= Bob Rob Medina =

American artist, author, musician, & educator

Robert "Bob Rob" Medina is an American artist, author, musician and educator.

In 1988, Medina founded the Denver-based punk/hardcore record label, Donut Crew Records, releasing the Colorado Crew series of compilation 7-inch EPs featuring The Fluid, Warlock Pinchers, and many others. He was a member of the bands Idiots Revenge, Short Fuse, Suede Fruit, Rotoflo, Savalas, Llamas Nova, Chocolate Kiss, Cabron and Gnar Jar.

Medina is a prolific visual artist, having shown in over 50 group and solo exhibitions worldwide. In 2008, he presented a solo exhibition in Tijuana, Mexico, entitled Buttoning Up the Border. In 2012 his San Diego solo exhibit, Where You From? A Collection of Sights and Sounds from Alexandria, Egypt drew coverage from National Public Radio. In 2015, he published his first book, Denvoid and the Cowtown Punks (launching his own imprint, Robot Enemy Publications, in the process), a collection of illustrations as well as personal memoirs, photos and interviews documenting the punk scene of 1980's Denver.Westword magazine named Denvoid and the Cowtown Punks the "Best Denver Music-History Book" of 2016. Also in 2015, he contributed an article on early Denver punk promoter, Tom Headbanger, to the Colorado Music History series at Denver Public Library. In 2017, Robot Enemy Publications published its second volume, Headspaces: Surrealistic Album Art & Collage by Sonny Kay.

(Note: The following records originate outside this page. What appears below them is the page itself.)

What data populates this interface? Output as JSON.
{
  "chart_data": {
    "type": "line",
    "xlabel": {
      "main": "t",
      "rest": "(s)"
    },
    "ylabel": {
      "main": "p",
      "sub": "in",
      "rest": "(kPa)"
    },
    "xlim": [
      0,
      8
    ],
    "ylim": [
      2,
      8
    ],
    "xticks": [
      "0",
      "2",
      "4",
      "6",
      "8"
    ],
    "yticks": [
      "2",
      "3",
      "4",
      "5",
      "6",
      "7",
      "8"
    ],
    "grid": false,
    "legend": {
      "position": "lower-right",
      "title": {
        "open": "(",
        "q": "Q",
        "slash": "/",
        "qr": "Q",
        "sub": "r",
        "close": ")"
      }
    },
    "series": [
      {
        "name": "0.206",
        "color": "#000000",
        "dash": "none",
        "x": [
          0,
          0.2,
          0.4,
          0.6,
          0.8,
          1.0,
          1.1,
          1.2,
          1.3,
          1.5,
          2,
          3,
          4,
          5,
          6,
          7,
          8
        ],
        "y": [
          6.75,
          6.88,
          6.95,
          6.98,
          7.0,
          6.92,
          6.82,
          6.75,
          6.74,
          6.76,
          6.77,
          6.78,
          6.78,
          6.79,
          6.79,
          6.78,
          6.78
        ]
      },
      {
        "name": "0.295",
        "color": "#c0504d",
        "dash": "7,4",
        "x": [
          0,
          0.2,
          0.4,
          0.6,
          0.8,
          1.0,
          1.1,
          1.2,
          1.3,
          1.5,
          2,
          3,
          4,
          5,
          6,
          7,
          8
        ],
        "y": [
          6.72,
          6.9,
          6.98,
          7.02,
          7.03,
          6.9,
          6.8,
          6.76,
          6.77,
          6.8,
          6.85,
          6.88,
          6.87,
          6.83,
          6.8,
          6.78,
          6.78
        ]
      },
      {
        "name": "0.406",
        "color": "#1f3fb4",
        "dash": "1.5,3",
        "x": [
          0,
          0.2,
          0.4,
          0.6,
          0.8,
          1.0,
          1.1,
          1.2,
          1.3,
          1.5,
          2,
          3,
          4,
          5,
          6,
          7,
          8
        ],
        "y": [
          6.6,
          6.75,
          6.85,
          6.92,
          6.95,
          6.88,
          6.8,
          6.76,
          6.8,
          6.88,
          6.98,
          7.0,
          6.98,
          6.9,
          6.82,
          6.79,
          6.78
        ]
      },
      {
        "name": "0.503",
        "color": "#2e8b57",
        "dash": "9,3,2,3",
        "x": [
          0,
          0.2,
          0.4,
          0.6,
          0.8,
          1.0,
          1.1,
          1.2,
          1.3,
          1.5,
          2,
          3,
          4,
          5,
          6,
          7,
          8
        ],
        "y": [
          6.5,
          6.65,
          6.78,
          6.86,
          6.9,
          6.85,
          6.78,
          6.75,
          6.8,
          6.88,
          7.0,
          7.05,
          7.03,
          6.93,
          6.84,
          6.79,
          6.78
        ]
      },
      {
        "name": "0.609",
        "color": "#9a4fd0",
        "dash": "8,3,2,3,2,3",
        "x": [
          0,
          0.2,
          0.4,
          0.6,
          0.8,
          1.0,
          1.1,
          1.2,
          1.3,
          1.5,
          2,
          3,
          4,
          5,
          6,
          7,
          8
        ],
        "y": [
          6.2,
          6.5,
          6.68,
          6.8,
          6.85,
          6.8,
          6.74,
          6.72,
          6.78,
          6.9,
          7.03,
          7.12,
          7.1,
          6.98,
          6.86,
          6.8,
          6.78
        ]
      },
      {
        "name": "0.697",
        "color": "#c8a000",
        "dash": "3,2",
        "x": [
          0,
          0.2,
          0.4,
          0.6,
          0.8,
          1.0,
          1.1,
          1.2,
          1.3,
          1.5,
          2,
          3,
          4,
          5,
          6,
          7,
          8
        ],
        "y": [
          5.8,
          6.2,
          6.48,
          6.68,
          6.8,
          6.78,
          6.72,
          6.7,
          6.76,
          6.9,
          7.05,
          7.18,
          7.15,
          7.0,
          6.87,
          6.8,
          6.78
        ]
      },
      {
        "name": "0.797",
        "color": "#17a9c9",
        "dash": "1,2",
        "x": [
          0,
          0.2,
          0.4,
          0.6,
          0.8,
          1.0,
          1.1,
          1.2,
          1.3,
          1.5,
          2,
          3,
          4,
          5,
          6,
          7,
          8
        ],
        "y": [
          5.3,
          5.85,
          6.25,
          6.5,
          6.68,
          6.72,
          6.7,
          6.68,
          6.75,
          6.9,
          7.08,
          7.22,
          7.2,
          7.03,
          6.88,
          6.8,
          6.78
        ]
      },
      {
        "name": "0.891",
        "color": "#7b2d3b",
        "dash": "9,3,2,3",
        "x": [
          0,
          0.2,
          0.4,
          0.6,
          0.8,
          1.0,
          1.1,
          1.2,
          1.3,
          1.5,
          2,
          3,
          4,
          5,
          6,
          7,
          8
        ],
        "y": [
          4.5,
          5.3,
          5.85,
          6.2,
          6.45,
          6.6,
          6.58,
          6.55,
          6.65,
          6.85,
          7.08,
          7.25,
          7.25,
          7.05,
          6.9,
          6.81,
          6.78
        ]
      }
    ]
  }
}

The follow-up to Denvoid, Denvoid 2 Colorado Crew: A Collection of Tales and Images from The Colorado Punk Scene 1988-1996, is a collaboration with Sonny Kay and was released with much fanfare in 2019. The book includes over sixty interviews featuring bands, record labels, artists, writers, entrepreneurs, academics, photographers, promoters, culture jammers, and media influencers including director/musician Mark Brooks, of Lil Pimp and Metalocalypse; Pete Lyman, who has mastered Grammy Award-winning albums by artists including Chris Stapleton; Matt Jacobson owner of the influential grindcore and death metal record label, Relapse Records; punk rock artist icon, Chris Shary who has designed album covers for the Descendents and Less Than Jake, and musician/author Jason Heller, among many others. The Denvoid books were a primary source for Daniel Harvey's "Mile High Hardcore" paper in the Spring 2021 Historical Studies Journal.

In late 2020, Wake Up! Music Group released a 182-page volume of Medina's Day of The Dead artwork and writing, Y Con Tu Espíritu: Palabras y Muertitos'.

In the spring of 2021 Medina conceptualized and created the Calaca Tarot Card deck. The project was realized through a Kickstarter funded project.

Medina's work on the Denver punk scene has been featured in interviews including the Emo Brown podcast, Low Key Arts' Movers and Makers, and a KGNU Metro Episode talking about both books and the impact KGNU had on Colorado's punk scene.

Medina has taught at the American Community School of Abu Dhabi in Egypt. He taught as an Art teacher for the school, he worked and lived there for 8 years. He’s since moved to San Diego California and is still teaching as an Art Teacher. Medina currently teaches at High Tech High School as a 12th grade educator.